8 Discussion and limitations
Convolutional layer First, our convolution design is agnostic to the object scales, due to neighborhood normalization to the unit ball. It is of interest for non metric data such as CAD models or photogrammetric point clouds where scales are not always available. On the contrary, in metric scans, object sizes are valuable information (e.g., humans have almost all the time similar sizes) but removing the normalization would cause the kernel and the input points to have different volumes.
Second, an alternative is to use a fixedradius neighborhood instead of a fix number of neighbors. As pointed out in [thomas2019KPConv], the resulting features would be more related to geometry and less to sampling. However, the actual code optimization to speed up computation such as batch training would be inapplicable due to a variable number of neighbors in a batch.
Input features Another perspective is to explore the use of precomputed features as inputs. In this study, we only use raw data for network inputs: RGB colors when available, or all features set to 1 otherwise. In the future, we will work on feeding the networks with extra features such as normals or curvatures.

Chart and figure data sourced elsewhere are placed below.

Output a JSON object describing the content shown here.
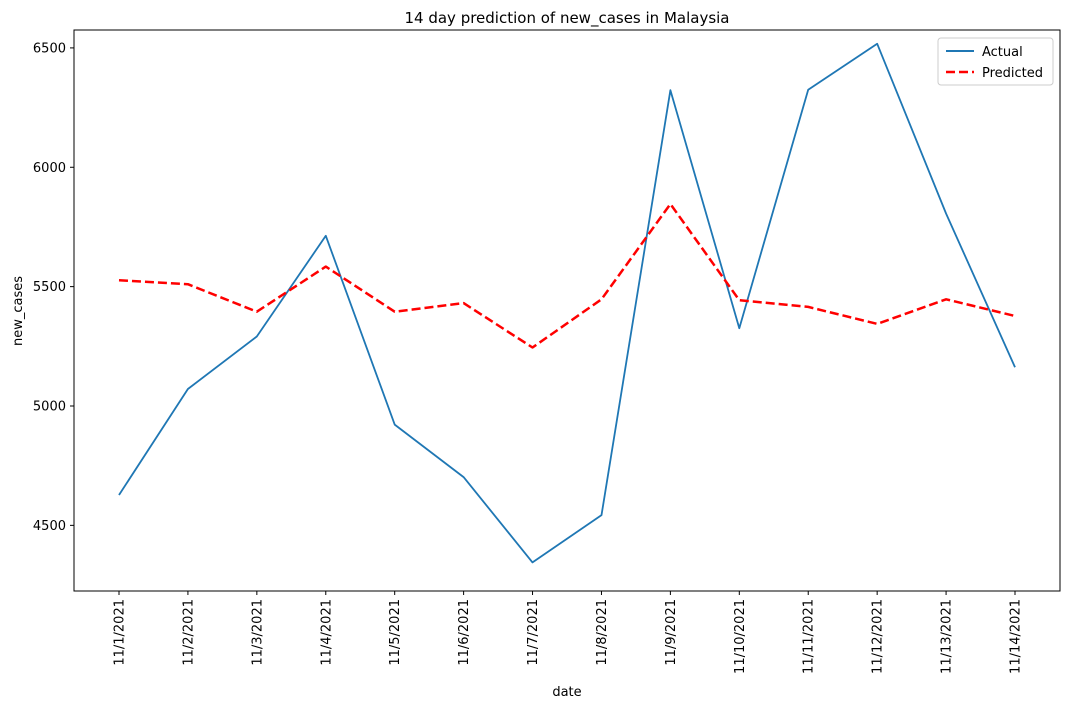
{
  "chart_data": {
    "type": "line",
    "title": "14 day prediction of new_cases in Malaysia",
    "xlabel": "date",
    "ylabel": "new_cases",
    "categories": [
      "11/1/2021",
      "11/2/2021",
      "11/3/2021",
      "11/4/2021",
      "11/5/2021",
      "11/6/2021",
      "11/7/2021",
      "11/8/2021",
      "11/9/2021",
      "11/10/2021",
      "11/11/2021",
      "11/12/2021",
      "11/13/2021",
      "11/14/2021"
    ],
    "y_ticks": [
      "4500",
      "5000",
      "5500",
      "6000",
      "6500"
    ],
    "ylim": [
      4225,
      6575
    ],
    "legend_position": "top-right",
    "grid": false,
    "series": [
      {
        "name": "Actual",
        "color": "#1f77b4",
        "style": "solid",
        "values": [
          4627,
          5071,
          5291,
          5713,
          4922,
          4702,
          4345,
          4543,
          6323,
          5326,
          6325,
          6517,
          5806,
          5162
        ]
      },
      {
        "name": "Predicted",
        "color": "#ff0000",
        "style": "dashed",
        "values": [
          5527,
          5510,
          5395,
          5584,
          5395,
          5431,
          5245,
          5447,
          5846,
          5443,
          5415,
          5344,
          5447,
          5377
        ]
      }
    ]
  }
}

Network architecture Finally, we proposed two networks architectures that are widely inspired from computer vision models. It would be interesting to explore further variations of network architectures. As our formulation generalizes the discrete convolution, it is possible to transpose more CNN architectures, such as residual networks.
9 Conclusion
In this paper, we presented a new CNN framework for point cloud processing. The proposed formulation is a generalization of the discrete convolution for sparse and unstructured data. It is flexible and computationally efficient, which it makes it possible to build various network architectures for classification, part segmentation and largescale semantic segmentation. Through several experiments on various benchmarks, real and simulated, we have shown that our method is efficient and at state of the art.